DFS2 Deterministic Fixed-Size File System
Almost all electronic systems have various types of memory in order to function properly. One of these memories is the mass storage memory or secondary memory. The main feature of this memory is its large data storage capacity, which persists after turning off the power being able to read and write. In other words, secondary memory is generally used to store configuration and user data. These memories are usually a set of bytes organized in sectors. In order to understand these bytes, a file system is needed.
These systems store and relate the different sectors. The group of related sectors is called file. There are many types of file systems with different characteristics according to the needs of the system. However, none of the existing ones is adapted to real-time embedded systems.

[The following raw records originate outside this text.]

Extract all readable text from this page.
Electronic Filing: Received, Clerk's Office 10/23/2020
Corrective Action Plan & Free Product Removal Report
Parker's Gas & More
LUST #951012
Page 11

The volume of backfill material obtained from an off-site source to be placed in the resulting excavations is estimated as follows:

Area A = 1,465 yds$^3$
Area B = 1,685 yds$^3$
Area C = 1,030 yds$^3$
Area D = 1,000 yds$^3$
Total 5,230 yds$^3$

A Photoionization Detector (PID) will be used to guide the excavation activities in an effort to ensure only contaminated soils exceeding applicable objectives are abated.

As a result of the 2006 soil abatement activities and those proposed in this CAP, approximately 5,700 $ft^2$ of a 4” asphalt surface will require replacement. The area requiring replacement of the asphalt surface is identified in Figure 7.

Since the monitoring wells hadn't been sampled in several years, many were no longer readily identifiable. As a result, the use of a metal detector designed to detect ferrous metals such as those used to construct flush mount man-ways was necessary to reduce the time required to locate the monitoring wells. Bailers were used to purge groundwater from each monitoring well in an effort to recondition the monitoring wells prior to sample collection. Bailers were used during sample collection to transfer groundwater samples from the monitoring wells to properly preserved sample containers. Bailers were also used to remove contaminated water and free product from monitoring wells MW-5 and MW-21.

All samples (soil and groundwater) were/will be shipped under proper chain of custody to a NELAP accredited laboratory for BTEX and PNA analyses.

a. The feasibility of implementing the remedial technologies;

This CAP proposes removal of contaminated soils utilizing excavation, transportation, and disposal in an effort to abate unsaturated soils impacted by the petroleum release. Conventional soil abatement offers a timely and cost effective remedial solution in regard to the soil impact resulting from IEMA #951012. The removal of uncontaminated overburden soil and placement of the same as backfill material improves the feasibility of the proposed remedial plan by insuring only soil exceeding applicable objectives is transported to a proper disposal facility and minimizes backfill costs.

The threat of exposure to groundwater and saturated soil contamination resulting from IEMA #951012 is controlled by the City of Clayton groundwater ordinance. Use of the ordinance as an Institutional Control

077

Problems of using mass storage memory on embedded systems
The main limitations when using secondary memories in real-time embedded systems are that they need:
- A deterministic access time.
- High CPU utilization (Central Processing Unit).
- High RAM memory usage.
With this idea in mind, at Embention, we have designed the DFS2 (Deterministic Fixed-Size File System) file system.
Advantages of using DFS2 file system
DFS2 has successfully overcome these requirements dividing storage memory into parts. Each of these parts is made up of a number of files with a maximum size. The number of parts in which the memory is divided, the files that make up each part and the maximum size of the files are user-configurable and independent between partitions.
With this memory organization, all the files are found in a deterministic position known by the file system. In this way, access to the information in each file is obtained by reading a sector of data, the position of which is easily calculated by the file system. This minimizes the required CPU and RAM memory requirements. In addition, the access time to files is deterministic because is the same for all files regardless of their position, since memory fragmentation is eliminated.